PhD Student
Institute of Computing, UFF

I am PhD student working with Aline Paes and Elton Hiroshi Matsushima. My current research is to develop Machine Learning pipelines to detect depressed individuals, to shed light upon those who do not know his/her condition and guide them to adequate treatment. From a practical point of view, we use textual and visual cues obtained solely from users created content on social media.

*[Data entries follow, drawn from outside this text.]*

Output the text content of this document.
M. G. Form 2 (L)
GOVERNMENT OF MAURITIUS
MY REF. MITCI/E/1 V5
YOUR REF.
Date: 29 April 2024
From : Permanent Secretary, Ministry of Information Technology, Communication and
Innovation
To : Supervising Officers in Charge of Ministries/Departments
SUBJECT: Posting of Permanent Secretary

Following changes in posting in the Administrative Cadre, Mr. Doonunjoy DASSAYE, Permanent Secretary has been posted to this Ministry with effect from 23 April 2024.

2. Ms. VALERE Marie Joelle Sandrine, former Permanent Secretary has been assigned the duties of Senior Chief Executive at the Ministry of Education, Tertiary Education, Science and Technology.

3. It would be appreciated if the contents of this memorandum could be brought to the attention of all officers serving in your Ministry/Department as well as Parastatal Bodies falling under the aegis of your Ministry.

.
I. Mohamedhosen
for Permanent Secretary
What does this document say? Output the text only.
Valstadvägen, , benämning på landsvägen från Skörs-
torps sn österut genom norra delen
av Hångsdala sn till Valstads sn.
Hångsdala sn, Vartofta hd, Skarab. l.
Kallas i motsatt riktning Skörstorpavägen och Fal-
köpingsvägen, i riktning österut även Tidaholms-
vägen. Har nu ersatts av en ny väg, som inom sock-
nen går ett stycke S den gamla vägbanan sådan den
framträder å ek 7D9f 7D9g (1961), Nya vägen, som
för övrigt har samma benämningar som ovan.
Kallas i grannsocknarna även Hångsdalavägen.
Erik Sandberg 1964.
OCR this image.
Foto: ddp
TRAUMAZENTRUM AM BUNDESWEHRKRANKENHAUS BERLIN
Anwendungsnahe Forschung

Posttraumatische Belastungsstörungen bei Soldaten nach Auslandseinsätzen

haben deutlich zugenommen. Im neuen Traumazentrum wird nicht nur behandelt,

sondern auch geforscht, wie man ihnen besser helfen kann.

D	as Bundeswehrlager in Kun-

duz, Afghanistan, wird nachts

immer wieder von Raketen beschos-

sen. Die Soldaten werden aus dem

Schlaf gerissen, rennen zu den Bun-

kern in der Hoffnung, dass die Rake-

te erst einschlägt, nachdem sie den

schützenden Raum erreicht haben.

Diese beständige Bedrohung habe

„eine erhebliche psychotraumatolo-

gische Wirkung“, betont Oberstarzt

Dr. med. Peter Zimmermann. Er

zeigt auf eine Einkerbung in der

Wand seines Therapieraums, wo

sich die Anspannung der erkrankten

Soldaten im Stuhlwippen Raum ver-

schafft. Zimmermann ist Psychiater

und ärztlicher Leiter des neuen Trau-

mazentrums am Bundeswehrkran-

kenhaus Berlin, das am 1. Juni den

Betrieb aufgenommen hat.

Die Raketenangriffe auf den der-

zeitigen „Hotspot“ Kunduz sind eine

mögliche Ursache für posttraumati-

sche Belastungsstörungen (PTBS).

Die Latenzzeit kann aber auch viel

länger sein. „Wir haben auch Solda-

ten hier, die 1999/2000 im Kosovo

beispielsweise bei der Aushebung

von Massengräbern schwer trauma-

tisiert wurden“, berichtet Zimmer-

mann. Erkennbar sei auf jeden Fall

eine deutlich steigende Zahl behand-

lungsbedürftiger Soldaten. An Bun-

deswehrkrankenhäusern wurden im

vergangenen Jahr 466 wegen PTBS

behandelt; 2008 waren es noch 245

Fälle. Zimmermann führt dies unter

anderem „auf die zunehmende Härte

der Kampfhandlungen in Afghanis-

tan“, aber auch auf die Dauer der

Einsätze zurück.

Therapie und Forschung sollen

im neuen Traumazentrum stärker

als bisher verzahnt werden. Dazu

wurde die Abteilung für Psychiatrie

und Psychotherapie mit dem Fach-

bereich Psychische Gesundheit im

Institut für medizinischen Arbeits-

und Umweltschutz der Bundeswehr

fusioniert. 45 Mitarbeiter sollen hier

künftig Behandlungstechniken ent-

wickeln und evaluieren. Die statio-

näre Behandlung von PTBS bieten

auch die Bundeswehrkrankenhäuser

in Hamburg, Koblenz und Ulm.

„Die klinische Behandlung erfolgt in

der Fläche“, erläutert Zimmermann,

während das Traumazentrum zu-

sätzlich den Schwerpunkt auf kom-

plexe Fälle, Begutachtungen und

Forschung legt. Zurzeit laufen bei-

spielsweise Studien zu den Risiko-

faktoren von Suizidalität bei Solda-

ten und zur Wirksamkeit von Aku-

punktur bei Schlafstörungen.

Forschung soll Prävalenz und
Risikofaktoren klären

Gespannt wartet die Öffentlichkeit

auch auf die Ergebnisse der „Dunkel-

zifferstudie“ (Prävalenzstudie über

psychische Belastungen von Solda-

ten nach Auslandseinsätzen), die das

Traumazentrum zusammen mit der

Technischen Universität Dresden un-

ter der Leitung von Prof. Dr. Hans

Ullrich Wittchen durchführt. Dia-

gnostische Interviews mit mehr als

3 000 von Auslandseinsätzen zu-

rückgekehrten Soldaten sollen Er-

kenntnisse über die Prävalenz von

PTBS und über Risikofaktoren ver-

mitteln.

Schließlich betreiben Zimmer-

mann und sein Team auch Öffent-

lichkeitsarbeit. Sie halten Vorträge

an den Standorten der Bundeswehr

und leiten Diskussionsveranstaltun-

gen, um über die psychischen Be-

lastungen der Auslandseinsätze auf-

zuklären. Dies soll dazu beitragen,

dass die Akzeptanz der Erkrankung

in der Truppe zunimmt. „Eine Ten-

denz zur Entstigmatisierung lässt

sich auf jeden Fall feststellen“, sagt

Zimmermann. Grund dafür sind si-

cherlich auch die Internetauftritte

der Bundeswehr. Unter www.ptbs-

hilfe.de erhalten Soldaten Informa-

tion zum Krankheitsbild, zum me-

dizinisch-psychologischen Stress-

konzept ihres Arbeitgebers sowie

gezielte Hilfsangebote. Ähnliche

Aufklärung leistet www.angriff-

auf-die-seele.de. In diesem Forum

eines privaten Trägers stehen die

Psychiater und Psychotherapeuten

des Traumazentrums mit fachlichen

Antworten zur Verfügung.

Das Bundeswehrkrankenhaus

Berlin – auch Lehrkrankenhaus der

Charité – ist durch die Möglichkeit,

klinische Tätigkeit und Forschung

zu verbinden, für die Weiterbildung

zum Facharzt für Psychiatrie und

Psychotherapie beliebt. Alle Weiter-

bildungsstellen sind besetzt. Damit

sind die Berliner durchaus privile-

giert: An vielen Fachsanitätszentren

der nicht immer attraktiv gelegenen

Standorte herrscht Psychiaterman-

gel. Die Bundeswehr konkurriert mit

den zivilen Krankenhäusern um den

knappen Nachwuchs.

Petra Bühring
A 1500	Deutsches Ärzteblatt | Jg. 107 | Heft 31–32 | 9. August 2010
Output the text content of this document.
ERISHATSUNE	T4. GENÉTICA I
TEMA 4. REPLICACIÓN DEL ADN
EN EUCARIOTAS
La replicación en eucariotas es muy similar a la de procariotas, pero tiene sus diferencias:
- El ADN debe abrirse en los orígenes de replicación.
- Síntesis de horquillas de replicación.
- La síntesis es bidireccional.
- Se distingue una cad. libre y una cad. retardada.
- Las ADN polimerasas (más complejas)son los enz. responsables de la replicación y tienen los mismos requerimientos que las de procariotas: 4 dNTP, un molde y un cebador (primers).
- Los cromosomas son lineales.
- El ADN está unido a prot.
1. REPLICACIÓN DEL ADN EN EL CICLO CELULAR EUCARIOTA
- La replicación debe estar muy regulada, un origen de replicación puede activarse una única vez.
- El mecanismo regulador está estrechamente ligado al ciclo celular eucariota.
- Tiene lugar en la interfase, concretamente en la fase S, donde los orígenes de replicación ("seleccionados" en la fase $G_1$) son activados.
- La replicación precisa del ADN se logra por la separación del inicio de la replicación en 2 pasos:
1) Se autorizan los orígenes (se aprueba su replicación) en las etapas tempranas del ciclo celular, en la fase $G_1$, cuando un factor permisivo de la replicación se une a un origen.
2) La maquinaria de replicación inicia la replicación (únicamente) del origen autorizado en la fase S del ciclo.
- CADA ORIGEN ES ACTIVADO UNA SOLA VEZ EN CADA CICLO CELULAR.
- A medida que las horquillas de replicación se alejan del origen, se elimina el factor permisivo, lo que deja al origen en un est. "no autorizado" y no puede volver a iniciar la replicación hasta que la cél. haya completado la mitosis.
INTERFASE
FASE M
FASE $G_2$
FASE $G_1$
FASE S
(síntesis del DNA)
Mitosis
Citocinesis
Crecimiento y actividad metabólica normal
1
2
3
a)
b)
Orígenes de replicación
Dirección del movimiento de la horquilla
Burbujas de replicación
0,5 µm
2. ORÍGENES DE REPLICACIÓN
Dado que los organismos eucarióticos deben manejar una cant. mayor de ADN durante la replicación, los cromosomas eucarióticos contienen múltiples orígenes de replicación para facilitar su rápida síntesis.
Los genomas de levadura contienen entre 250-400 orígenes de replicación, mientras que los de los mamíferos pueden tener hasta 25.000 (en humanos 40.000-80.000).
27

In addition to my research, I am very interested in chatbots and how they can be used to help people with Major Depressive Disorder (MDD), similar to how Woebot, which implements a Cognitive Behavioral Therapy.



Selected Research

  • Towards Safer (Smart) Cities: Discovering Urban Crime Patterns Using Logic-based Relational Machine Learning

    Vítor Lourenço, Paulo Mann, Artur Guimarães, Aline Paes, Daniel de Oliveira
    In Submission. 2018
    [Abstract] [Paper]

    Smart cities initiatives have the potential to improve the life of citizens in a huge number of dimensions. One of them is the development of techniques and services capable of contributing to the enhancement of security public policies. Finding criminal patterns from historical data would arguably help in predicting and even preventing thefts and burglaries that continuously increase in urban centers worldwide. However, accessing such history and finding patterns across the interrelated crime occurrences data are challenging tasks, particularly to underdevelopment countries. In this paper, we address these problems by combining three techniques: we collect crime data from existing crowd-sourcing systems, we automatically induce patterns with relational machine learning, and we manage the entire process using scientific workflows. The framework developed under these lines is named CRiMINaL (Crime patteRn MachINe Learning). Experimental results conducted from a popular Brazilian source of data and a traditional relational learning system shows that CRiMINaL is a promising tool to induce interpretable models that can assist police departments on crime prevention.